En el periodo 2 se observa una reducción del porcentaje de ingresos en más del 60% y de la estancia hospitalaria en cerca de 24h. Este hecho probablemente se deba a una menor detección de fracturas craneales que eran las que motivaban el ingreso hospitalario en la mayoría de lactantes con TCE leve. En caso de detectarse, los datos actuales indican que en la mayoría de niños con fractura craneal lineal no desplazada no es necesario el ingreso hospitalario, y que la observación en el SU es suficientemente segura29,32–34.
La principal limitación del presente trabajo viene derivada de ser un estudio retrospectivo, lo que hace que no se haya podido determinar el mecanismo traumático de todos los casos y que quepa la posibilidad de que algún aspecto de la sintomatología y exploración física del paciente no quedara bien reflejado en el informe de urgencias. Asimismo no se dispone del tiempo transcurrido entre el TCE y la consulta al SU, motivo por el que no se puede establecer las horas de observación completas desde el TCE. Por otro lado, no se sabe qué número de fracturas craneales pueden haber pasado desapercibidas en el periodo 2 al haber obviado las radiografías de cráneo. Sin embargo, hay que tener en cuenta que en el periodo 1 tampoco es seguro que se diagnosticaran todas las existentes al no realizarse radiografías a aproximadamente el 50% de los pacientes. Otro dato a tener en cuenta es que no se ha realizado una TC craneal a todos los niños, aunque poco probable, podría ser que algún paciente dado de alta desde el SU fuera diagnosticado con posterioridad de LIC o de fractura evolutiva. La revisión de las reconsultas de estos pacientes al centro de estudio y de la historia clínica compartida de Catalunya no ha detectado ningún caso con complicaciones por lo que cabe pensar que la evolución ha sido buena en todos ellos.

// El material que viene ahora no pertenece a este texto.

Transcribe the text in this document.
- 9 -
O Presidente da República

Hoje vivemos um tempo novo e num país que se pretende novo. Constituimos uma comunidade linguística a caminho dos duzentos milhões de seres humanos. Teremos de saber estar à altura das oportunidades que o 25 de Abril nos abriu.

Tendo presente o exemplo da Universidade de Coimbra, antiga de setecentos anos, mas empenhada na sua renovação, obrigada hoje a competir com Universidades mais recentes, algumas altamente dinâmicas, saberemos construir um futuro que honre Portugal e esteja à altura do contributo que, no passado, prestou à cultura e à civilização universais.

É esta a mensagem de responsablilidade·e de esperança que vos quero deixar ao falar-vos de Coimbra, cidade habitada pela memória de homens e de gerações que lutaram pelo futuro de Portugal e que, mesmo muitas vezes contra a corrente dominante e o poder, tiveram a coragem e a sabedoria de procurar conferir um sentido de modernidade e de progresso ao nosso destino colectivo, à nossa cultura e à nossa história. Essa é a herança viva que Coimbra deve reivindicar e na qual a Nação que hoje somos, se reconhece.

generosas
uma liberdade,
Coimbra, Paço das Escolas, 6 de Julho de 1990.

Para concluir, constatar que la observación clínica como alternativa a la radiografía craneal permite reducir las pruebas de imagen y los ingresos en los lactantes con TCE leve sin disminuir la fiabilidad diagnóstica de LIC. Esta opción permite la reducción de irradiación al paciente y un uso más racional de los recursos sanitarios.
Conflicto de interesesLos autores declaran no tener ningún conflicto de intereses.
Los resultados del presente trabajo fueron presentados en la XX Reunión de la Sociedad Española de Urgencias de Pediatría en Bilbao donde recibió el premio a la mejor comunicación oral de la Reunión.